Step two, changing parameters of a damping controller to obtain a damping ratio of the transmission chain: calculating aiming at the damping controller to obtain the damping ratio of the transmission chain after the first group of torque rings are subjected to damping
Figure GDA0002762653150000063
Step three, obtaining the particle speed: parameter optimization is carried out based on a PSO algorithm, and a speed updating formula of the particle group and a constraint condition of the particle moving speed are established, so that the particle running speed in particle group optimization is obtained.

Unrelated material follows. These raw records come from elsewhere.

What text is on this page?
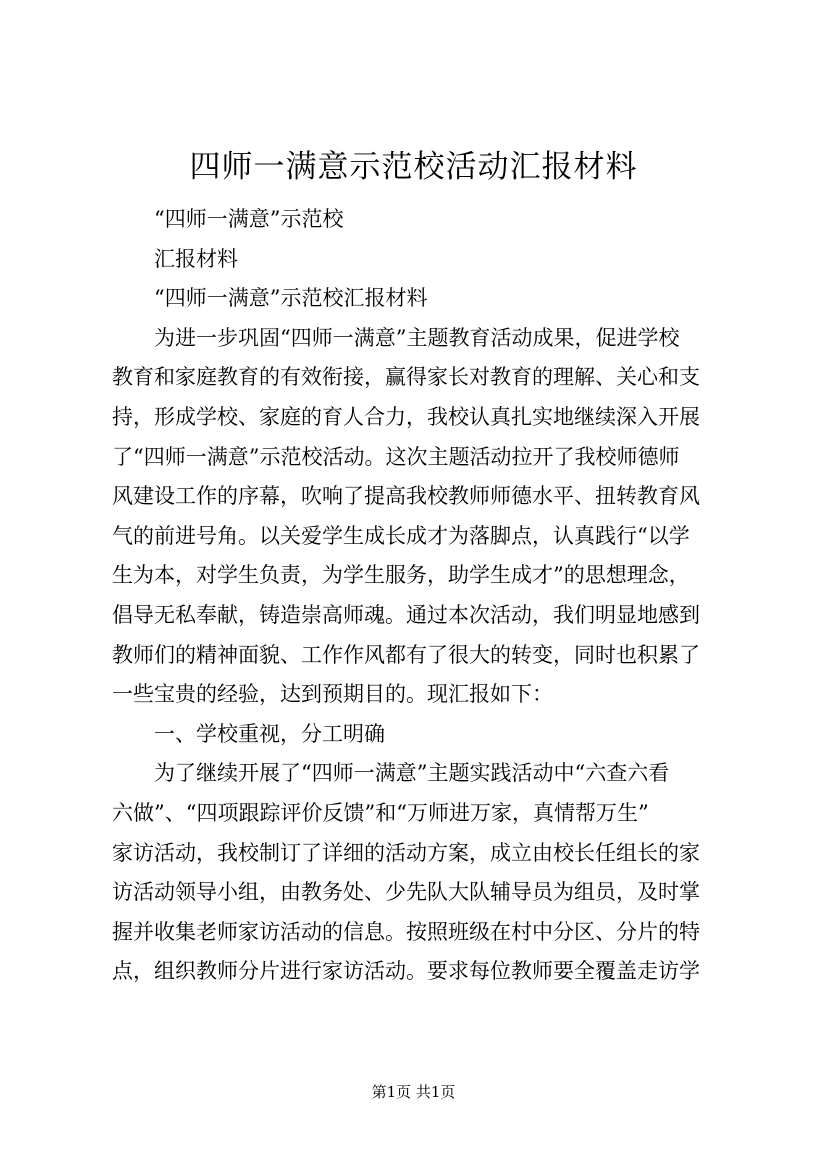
四师一满意示范校活动汇报材料
“四师一满意”示范校
汇报材料
“四师一满意”示范校汇报材料
为进一步巩固“四师一满意”主题教育活动成果，促进学校
教育和家庭教育的有效衔接，赢得家长对教育的理解、关心和支
持，形成学校、家庭的育人合力，我校认真扎实地继续深入开展
了“四师一满意”示范校活动。这次主题活动拉开了我校师德师
风建设工作的序幕，吹响了提高我校教师师德水平、扭转教育风
气的前进号角。以关爱学生成长成才为落脚点，认真践行“以学
生为本，对学生负责，为学生服务，助学生成才”的思想理念，
倡导无私奉献，铸造崇高师魂。通过本次活动，我们明显地感到
教师们的精神面貌、工作作风都有了很大的转变，同时也积累了
一些宝贵的经验，达到预期目的。现汇报如下：
一、学校重视，分工明确
为了继续开展了“四师一满意”主题实践活动中“六查六看
六做”、“四项跟踪评价反馈”和“万师进万家，真情帮万生”
家访活动，我校制订了详细的活动方案，成立由校长任组长的家
访活动领导小组，由教务处、少先队大队辅导员为组员，及时掌
握并收集老师家访活动的信息。按照班级在村中分区、分片的特
点，组织教师分片进行家访活动。要求每位教师要全覆盖走访学
第1页 共1页
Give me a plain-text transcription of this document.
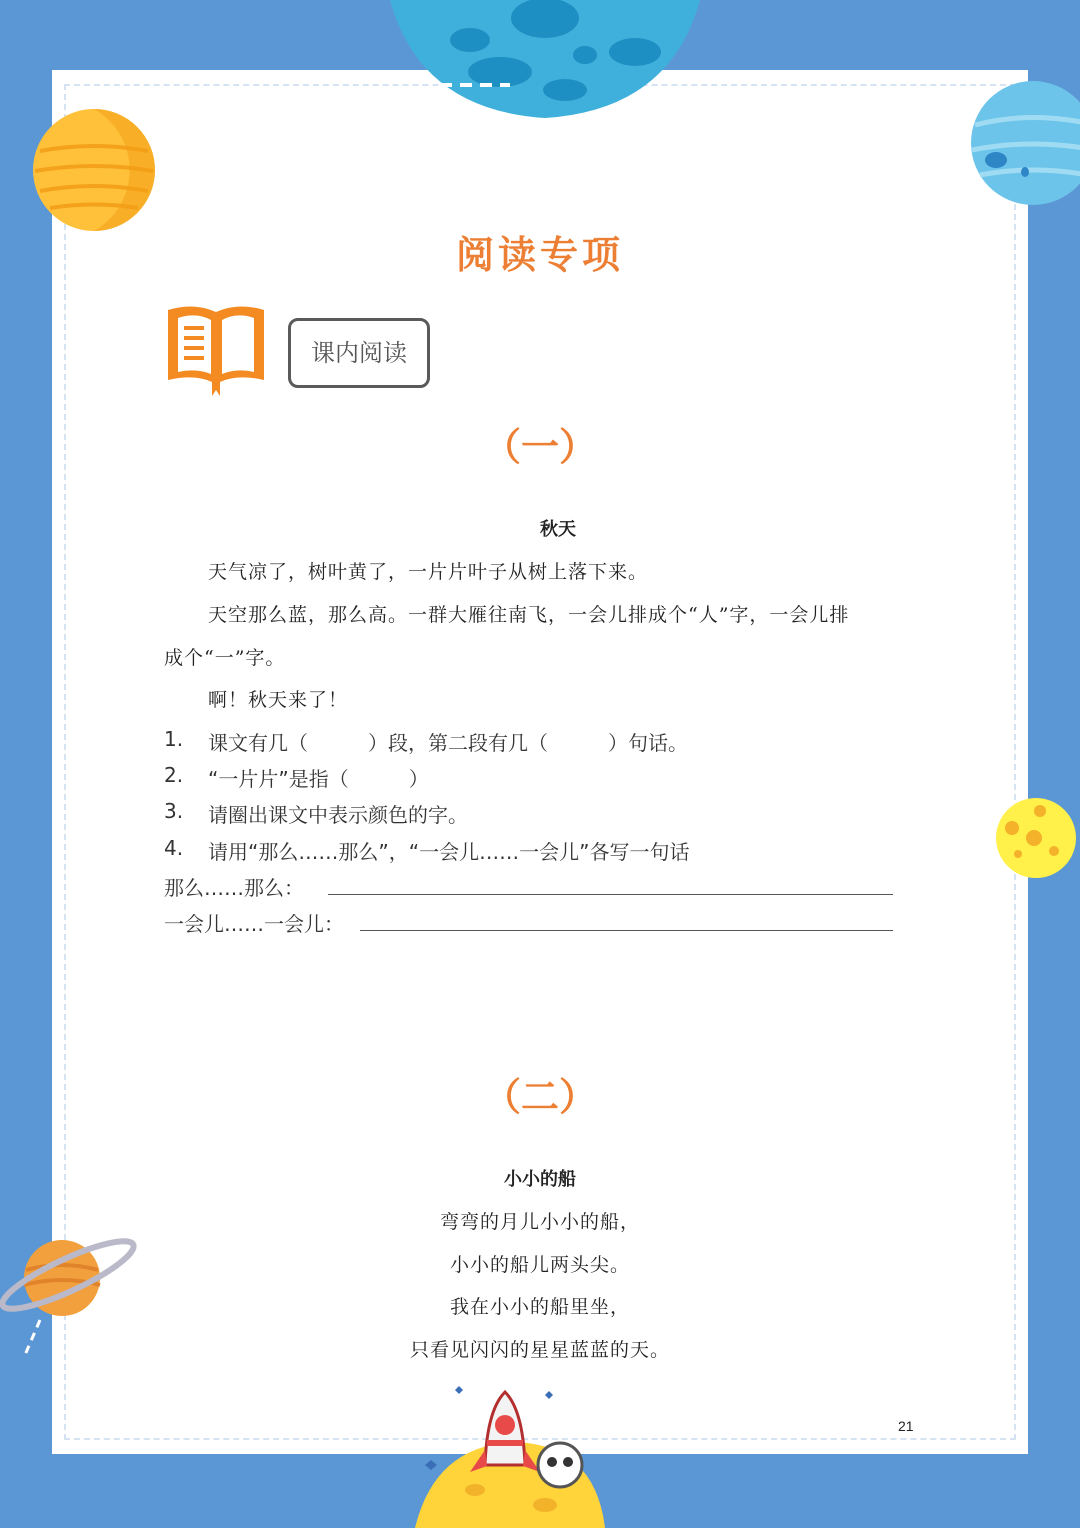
阅读专项
课内阅读
（一）
秋天
天气凉了，树叶黄了，一片片叶子从树上落下来。
天空那么蓝，那么高。一群大雁往南飞，一会儿排成个“人”字，一会儿排
成个“一”字。
啊！秋天来了！
1. 课文有几（　　　）段，第二段有几（　　　）句话。
2. “一片片”是指（　　　）
3. 请圈出课文中表示颜色的字。
4. 请用“那么……那么”，“一会儿……一会儿”各写一句话
那么……那么：
一会儿……一会儿：
（二）
小小的船
弯弯的月儿小小的船，
小小的船儿两头尖。
我在小小的船里坐，
只看见闪闪的星星蓝蓝的天。
21
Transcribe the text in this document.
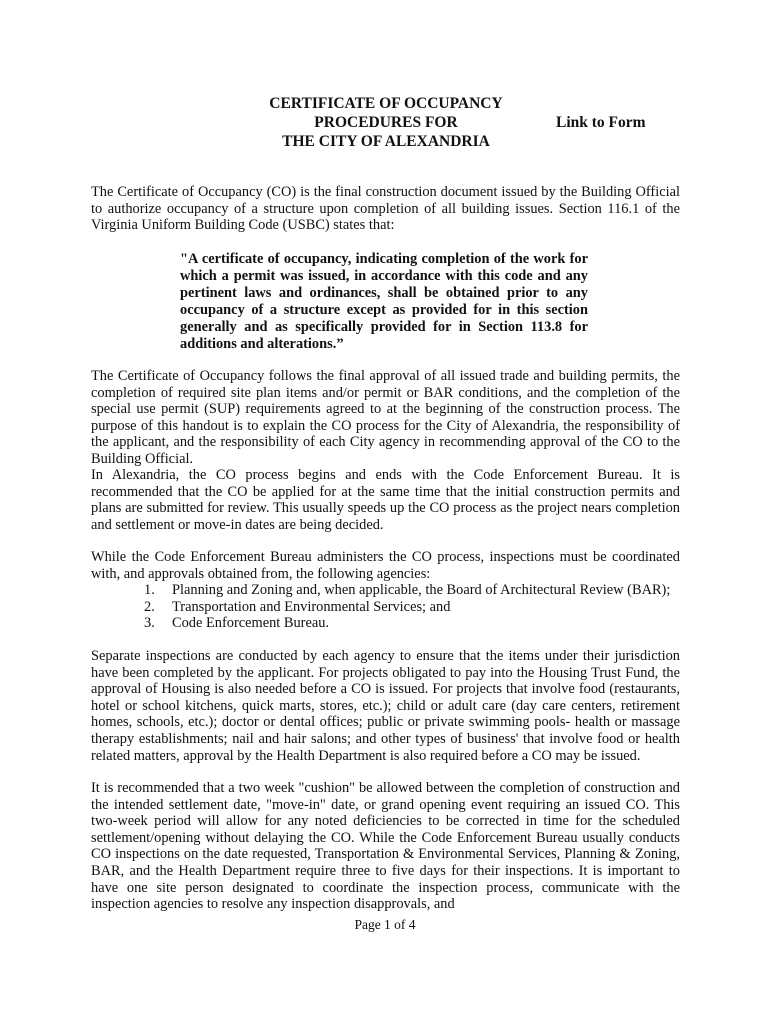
CERTIFICATE OF OCCUPANCY
PROCEDURES FOR
THE CITY OF ALEXANDRIA
Link to Form

The Certificate of Occupancy (CO) is the final construction document issued by the Building Official to authorize occupancy of a structure upon completion of all building issues. Section 116.1 of the Virginia Uniform Building Code (USBC) states that:

"A certificate of occupancy, indicating completion of the work for which a permit was issued, in accordance with this code and any pertinent laws and ordinances, shall be obtained prior to any occupancy of a structure except as provided for in this section generally and as specifically provided for in Section 113.8 for additions and alterations.”

The Certificate of Occupancy follows the final approval of all issued trade and building permits, the completion of required site plan items and/or permit or BAR conditions, and the completion of the special use permit (SUP) requirements agreed to at the beginning of the construction process. The purpose of this handout is to explain the CO process for the City of Alexandria, the responsibility of the applicant, and the responsibility of each City agency in recommending approval of the CO to the Building Official.

In Alexandria, the CO process begins and ends with the Code Enforcement Bureau. It is recommended that the CO be applied for at the same time that the initial construction permits and plans are submitted for review. This usually speeds up the CO process as the project nears completion and settlement or move-in dates are being decided.

While the Code Enforcement Bureau administers the CO process, inspections must be coordinated with, and approvals obtained from, the following agencies:

1. Planning and Zoning and, when applicable, the Board of Architectural Review (BAR);
2. Transportation and Environmental Services; and
3. Code Enforcement Bureau.

Separate inspections are conducted by each agency to ensure that the items under their jurisdiction have been completed by the applicant. For projects obligated to pay into the Housing Trust Fund, the approval of Housing is also needed before a CO is issued. For projects that involve food (restaurants, hotel or school kitchens, quick marts, stores, etc.); child or adult care (day care centers, retirement homes, schools, etc.); doctor or dental offices; public or private swimming pools- health or massage therapy establishments; nail and hair salons; and other types of business' that involve food or health related matters, approval by the Health Department is also required before a CO may be issued.

It is recommended that a two week "cushion" be allowed between the completion of construction and the intended settlement date, "move-in" date, or grand opening event requiring an issued CO. This two-week period will allow for any noted deficiencies to be corrected in time for the scheduled settlement/opening without delaying the CO. While the Code Enforcement Bureau usually conducts CO inspections on the date requested, Transportation & Environmental Services, Planning & Zoning, BAR, and the Health Department require three to five days for their inspections. It is important to have one site person designated to coordinate the inspection process, communicate with the inspection agencies to resolve any inspection disapprovals, and

Page 1 of 4
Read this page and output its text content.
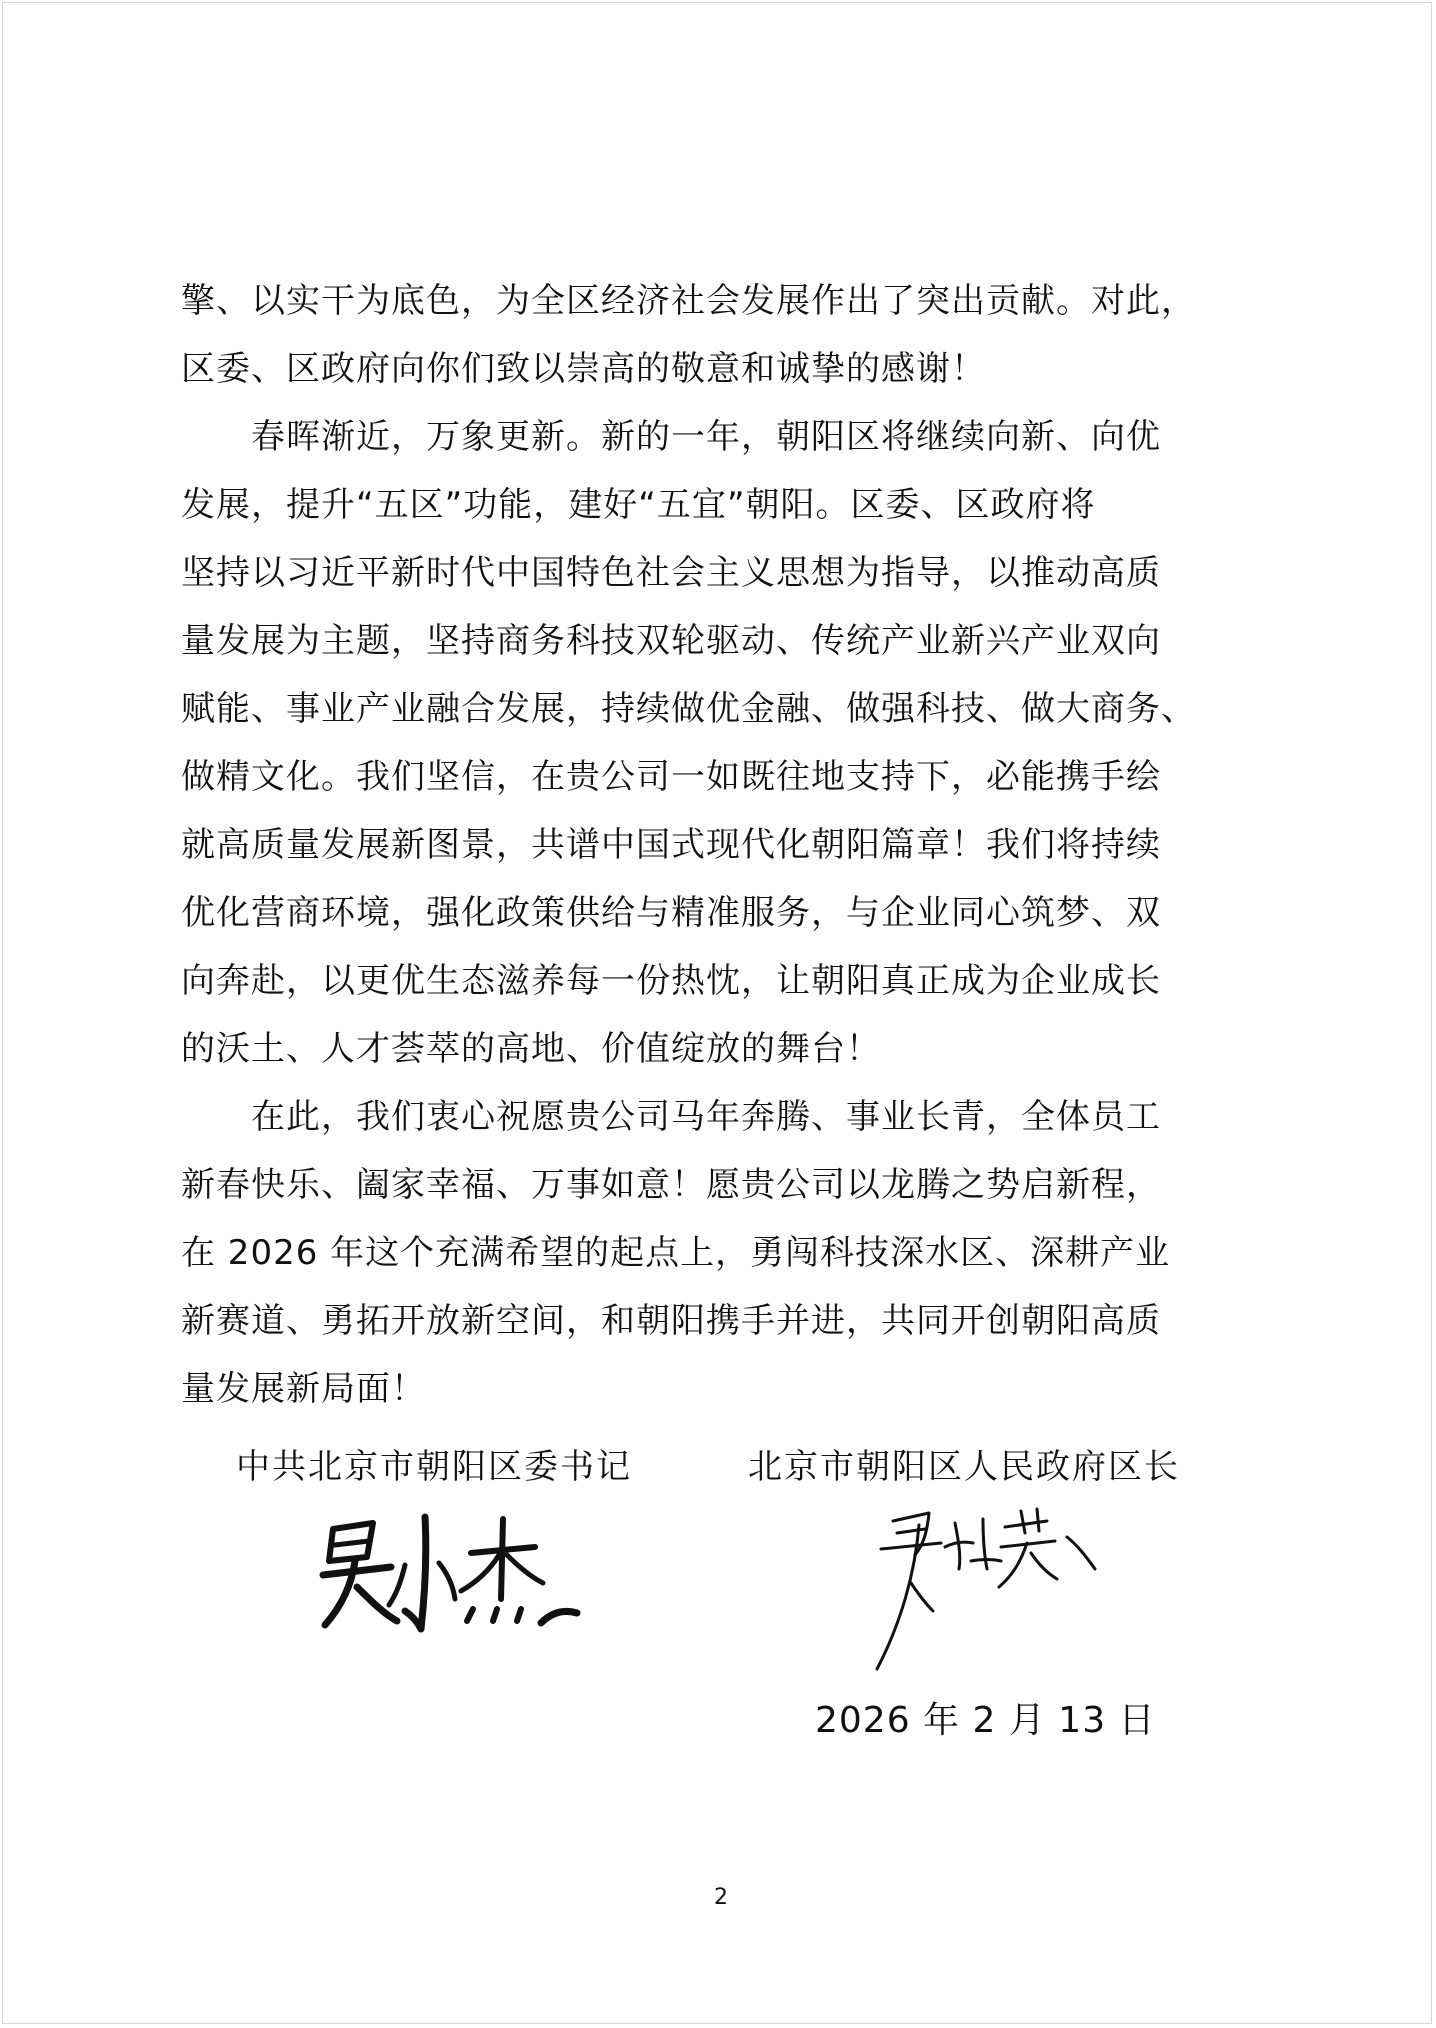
擎、以实干为底色，为全区经济社会发展作出了突出贡献。对此，
区委、区政府向你们致以崇高的敬意和诚挚的感谢！
　　春晖渐近，万象更新。新的一年，朝阳区将继续向新、向优
发展，提升“五区”功能，建好“五宜”朝阳。区委、区政府将
坚持以习近平新时代中国特色社会主义思想为指导，以推动高质
量发展为主题，坚持商务科技双轮驱动、传统产业新兴产业双向
赋能、事业产业融合发展，持续做优金融、做强科技、做大商务、
做精文化。我们坚信，在贵公司一如既往地支持下，必能携手绘
就高质量发展新图景，共谱中国式现代化朝阳篇章！我们将持续
优化营商环境，强化政策供给与精准服务，与企业同心筑梦、双
向奔赴，以更优生态滋养每一份热忱，让朝阳真正成为企业成长
的沃土、人才荟萃的高地、价值绽放的舞台！
　　在此，我们衷心祝愿贵公司马年奔腾、事业长青，全体员工
新春快乐、阖家幸福、万事如意！愿贵公司以龙腾之势启新程，
在 2026 年这个充满希望的起点上，勇闯科技深水区、深耕产业
新赛道、勇拓开放新空间，和朝阳携手并进，共同开创朝阳高质
量发展新局面！
中共北京市朝阳区委书记	北京市朝阳区人民政府区长
2026 年 2 月 13 日
2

The particle swarm optimization algorithm treats an individual as a particle in an N-dimensional search space, and the particle flies at a certain running speed. The running speed of the particles and the group can be adjusted in real time, and the speed updating formula of the particle group is as the expression (2):
Figure GDA0002762653150000064
in the expression (2): vj(t) is the velocity of the particle j in the t-th generation; k is an inertia factor, is a non-negative number and gradually decreases along with the iteration number of the particles; e.g. of the type1Is the cognition factor; r is1Is a random number ranging between (0, 1); p is a radical ofj(t) is the historical optimal position of the particle j; x is the number ofj(t) is the position of the particle j in the t-th generation; e.g. of the type2Is a social coefficient; r is2Is a random number ranging between (0, 1); p is a radical ofg(t) is the population history optimal location. Because the value is gradually close to the optimal value along with the iteration, the particle speed is reduced, and the cognition coefficient e1And social coefficient e2Is a generally positive number or zero, and is usually given by e1=e2=2。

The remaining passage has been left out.